Artificial intelligence software company C3.ai slashed its revenue outlook and said it would overhaul its business model while acknowledging an economic downturn.
Shares of the firm were down 15% in late trading Wednesday.
C3.ai (ticker: AI) reported revenue of $65.3 million for the fiscal first quarter, up 25% from a year ago and toward the low end of the company's target range of $65 million to $67 million. On an adjusted basis, the company lost 12 cents a share in the quarter; Wall Street analysts expected a loss of 24 cents. Under generally accepted accounting principles the company lost 67 cents a share, widening from a loss of 37 cents in the year-ago quarter.

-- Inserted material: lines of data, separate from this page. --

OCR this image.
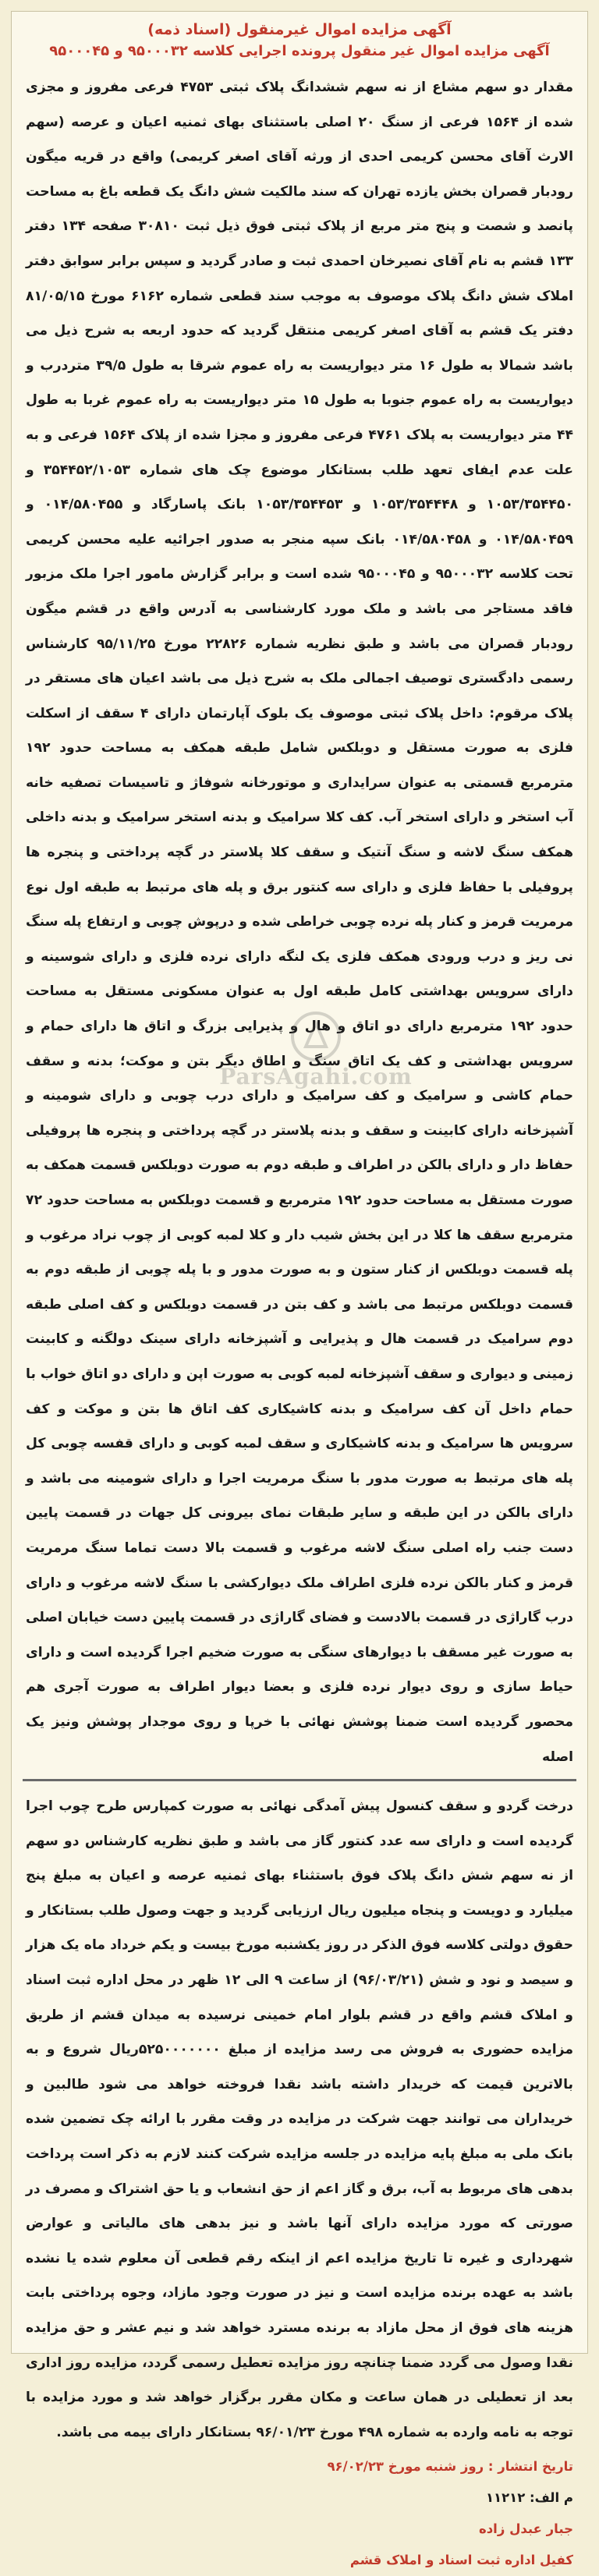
آگهی مزایده اموال غیرمنقول (اسناد ذمه)

آگهی مزایده اموال غیر منقول پرونده اجرایی کلاسه ۹۵۰۰۰۳۲ و ۹۵۰۰۰۴۵

مقدار دو سهم مشاع از نه سهم ششدانگ پلاک ثبتی ۴۷۵۳ فرعی مفروز و مجزی شده از ۱۵۶۴ فرعی از سنگ ۲۰ اصلی باستثنای بهای ثمنیه اعیان و عرصه (سهم الارث آقای محسن کریمی احدی از ورثه آقای اصغر کریمی) واقع در قریه میگون رودبار قصران بخش یازده تهران که سند مالکیت شش دانگ یک قطعه باغ به مساحت پانصد و شصت و پنج متر مربع از پلاک ثبتی فوق ذیل ثبت ۳۰۸۱۰ صفحه ۱۳۴ دفتر ۱۳۳ قشم به نام آقای نصیرخان احمدی ثبت و صادر گردید و سپس برابر سوابق دفتر املاک شش دانگ پلاک موصوف به موجب سند قطعی شماره ۶۱۶۲ مورخ ۸۱/۰۵/۱۵ دفتر یک قشم به آقای اصغر کریمی منتقل گردید که حدود اربعه به شرح ذیل می باشد شمالا به طول ۱۶ متر دیواریست به راه عموم شرقا به طول ۳۹/۵ متردرب و دیواریست به راه عموم جنوبا به طول ۱۵ متر دیواریست به راه عموم غربا به طول ۴۴ متر دیواریست به پلاک ۴۷۶۱ فرعی مفروز و مجزا شده از پلاک ۱۵۶۴ فرعی و به علت عدم ایفای تعهد طلب بستانکار موضوع چک های شماره ۳۵۴۴۵۲/۱۰۵۳ و ۱۰۵۳/۳۵۴۴۵۰ و ۱۰۵۳/۳۵۴۴۴۸ و ۱۰۵۳/۳۵۴۴۵۳ بانک پاسارگاد و ۰۱۴/۵۸۰۴۵۵ و ۰۱۴/۵۸۰۴۵۹ و ۰۱۴/۵۸۰۴۵۸ بانک سپه منجر به صدور اجرائیه علیه محسن کریمی تحت کلاسه ۹۵۰۰۰۳۲ و ۹۵۰۰۰۴۵ شده است و برابر گزارش مامور اجرا ملک مزبور فاقد مستاجر می باشد و ملک مورد کارشناسی به آدرس واقع در قشم میگون رودبار قصران می باشد و طبق نظریه شماره ۲۲۸۲۶ مورخ ۹۵/۱۱/۲۵ کارشناس رسمی دادگستری توصیف اجمالی ملک به شرح ذیل می باشد اعیان های مستقر در پلاک مرقوم: داخل پلاک ثبتی موصوف یک بلوک آپارتمان دارای ۴ سقف از اسکلت فلزی به صورت مستقل و دوبلکس شامل طبقه همکف به مساحت حدود ۱۹۲ مترمربع قسمتی به عنوان سرایداری و موتورخانه شوفاژ و تاسیسات تصفیه خانه آب استخر و دارای استخر آب. کف کلا سرامیک و بدنه استخر سرامیک و بدنه داخلی همکف سنگ لاشه و سنگ آنتیک و سقف کلا پلاستر در گچه پرداختی و پنجره ها پروفیلی با حفاظ فلزی و دارای سه کنتور برق و پله های مرتبط به طبقه اول نوع مرمریت قرمز و کنار پله نرده چوبی خراطی شده و درپوش چوبی و ارتفاع پله سنگ نی ریز و درب ورودی همکف فلزی یک لنگه دارای نرده فلزی و دارای شوسینه و دارای سرویس بهداشتی کامل طبقه اول به عنوان مسکونی مستقل به مساحت حدود ۱۹۲ مترمربع دارای دو اتاق و هال و پذیرایی بزرگ و اتاق ها دارای حمام و سرویس بهداشتی و کف یک اتاق سنگ و اطاق دیگر بتن و موکت؛ بدنه و سقف حمام کاشی و سرامیک و کف سرامیک و دارای درب چوبی و دارای شومینه و آشپزخانه دارای کابینت و سقف و بدنه پلاستر در گچه پرداختی و پنجره ها پروفیلی حفاظ دار و دارای بالکن در اطراف و طبقه دوم به صورت دوبلکس قسمت همکف به صورت مستقل به مساحت حدود ۱۹۲ مترمربع و قسمت دوبلکس به مساحت حدود ۷۲ مترمربع سقف ها کلا در این بخش شیب دار و کلا لمبه کوبی از چوب نراد مرغوب و پله قسمت دوبلکس از کنار ستون و به صورت مدور و با پله چوبی از طبقه دوم به قسمت دوبلکس مرتبط می باشد و کف بتن در قسمت دوبلکس و کف اصلی طبقه دوم سرامیک در قسمت هال و پذیرایی و آشپزخانه دارای سینک دولگنه و کابینت زمینی و دیواری و سقف آشپزخانه لمبه کوبی به صورت اپن و دارای دو اتاق خواب با حمام داخل آن کف سرامیک و بدنه کاشیکاری کف اتاق ها بتن و موکت و کف سرویس ها سرامیک و بدنه کاشیکاری و سقف لمبه کوبی و دارای قفسه چوبی کل پله های مرتبط به صورت مدور با سنگ مرمریت اجرا و دارای شومینه می باشد و دارای بالکن در این طبقه و سایر طبقات نمای بیرونی کل جهات در قسمت پایین دست جنب راه اصلی سنگ لاشه مرغوب و قسمت بالا دست تماما سنگ مرمریت قرمز و کنار بالکن نرده فلزی اطراف ملک دیوارکشی با سنگ لاشه مرغوب و دارای درب گاراژی در قسمت بالادست و فضای گاراژی در قسمت پایین دست خیابان اصلی به صورت غیر مسقف با دیوارهای سنگی به صورت ضخیم اجرا گردیده است و دارای حیاط سازی و روی دیوار نرده فلزی و بعضا دیوار اطراف به صورت آجری هم محصور گردیده است ضمنا پوشش نهائی با خرپا و روی موجدار پوشش ونیز یک اصله

درخت گردو و سقف کنسول پیش آمدگی نهائی به صورت کمپارس طرح چوب اجرا گردیده است و دارای سه عدد کنتور گاز می باشد و طبق نظریه کارشناس دو سهم از نه سهم شش دانگ پلاک فوق باستثناء بهای ثمنیه عرصه و اعیان به مبلغ پنج میلیارد و دویست و پنجاه میلیون ریال ارزیابی گردید و جهت وصول طلب بستانکار و حقوق دولتی کلاسه فوق الذکر در روز یکشنبه مورخ بیست و یکم خرداد ماه یک هزار و سیصد و نود و شش (۹۶/۰۳/۲۱) از ساعت ۹ الی ۱۲ ظهر در محل اداره ثبت اسناد و املاک قشم واقع در قشم بلوار امام خمینی نرسیده به میدان قشم از طریق مزایده حضوری به فروش می رسد مزایده از مبلغ ۵۲۵۰۰۰۰۰۰۰ریال شروع و به بالاترین قیمت که خریدار داشته باشد نقدا فروخته خواهد می شود طالبین و خریداران می توانند جهت شرکت در مزایده در وقت مقرر با ارائه چک تضمین شده بانک ملی به مبلغ پایه مزایده در جلسه مزایده شرکت کنند لازم به ذکر است پرداخت بدهی های مربوط به آب، برق و گاز اعم از حق انشعاب و یا حق اشتراک و مصرف در صورتی که مورد مزایده دارای آنها باشد و نیز بدهی های مالیاتی و عوارض شهرداری و غیره تا تاریخ مزایده اعم از اینکه رقم قطعی آن معلوم شده یا نشده باشد به عهده برنده مزایده است و نیز در صورت وجود مازاد، وجوه پرداختی بابت هزینه های فوق از محل مازاد به برنده مسترد خواهد شد و نیم عشر و حق مزایده نقدا وصول می گردد ضمنا چنانچه روز مزایده تعطیل رسمی گردد، مزایده روز اداری بعد از تعطیلی در همان ساعت و مکان مقرر برگزار خواهد شد و مورد مزایده با توجه به نامه وارده به شماره ۴۹۸ مورخ ۹۶/۰۱/۲۳ بستانکار دارای بیمه می باشد.

تاریخ انتشار : روز شنبه مورخ ۹۶/۰۲/۲۳

م الف: ۱۱۲۱۲

جبار عبدل زاده

کفیل اداره ثبت اسناد و املاک قشم

ParsAgahi.com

The company slashed its revenue outlook going forward. For the second quarter, the company sees revenue of $60 million to $62 million, below the consensus of $71.7 million, with a non-GAAP loss of $15 million to $20 million. C3.ai now sees revenue for the full fiscal year ending in April 2023 of $255 million to $275 million, down from a previous range of $308 million to $316 million. The company sees a full-year non-GAAP loss from operations of $90 million to $98 million.
C3.ai said it will shift its business to a consumption-based pricing model and away from a subscription model. As C3.ai said, consumption-based pricing is used by cloud computing companies like Amazon Web Services, Microsoft Azure, Google Cloud, and Snowflake. It's basically a utility model, like water or electricity. The more computing power used, the more paid.
Founder and CEO Tom Siebel said that the new model is intended to accelerate sales, speed product acceptance, boost market share, and to improve revenue and profitability in the medium- and long-term. He said that the company now expects to be non-GAAP profitable in fiscal 2024.
"The economic downturn is real," Siebel said. "Our customers are scrutinizing big deals as never before, which also makes this a smart time to launch consumption pricing."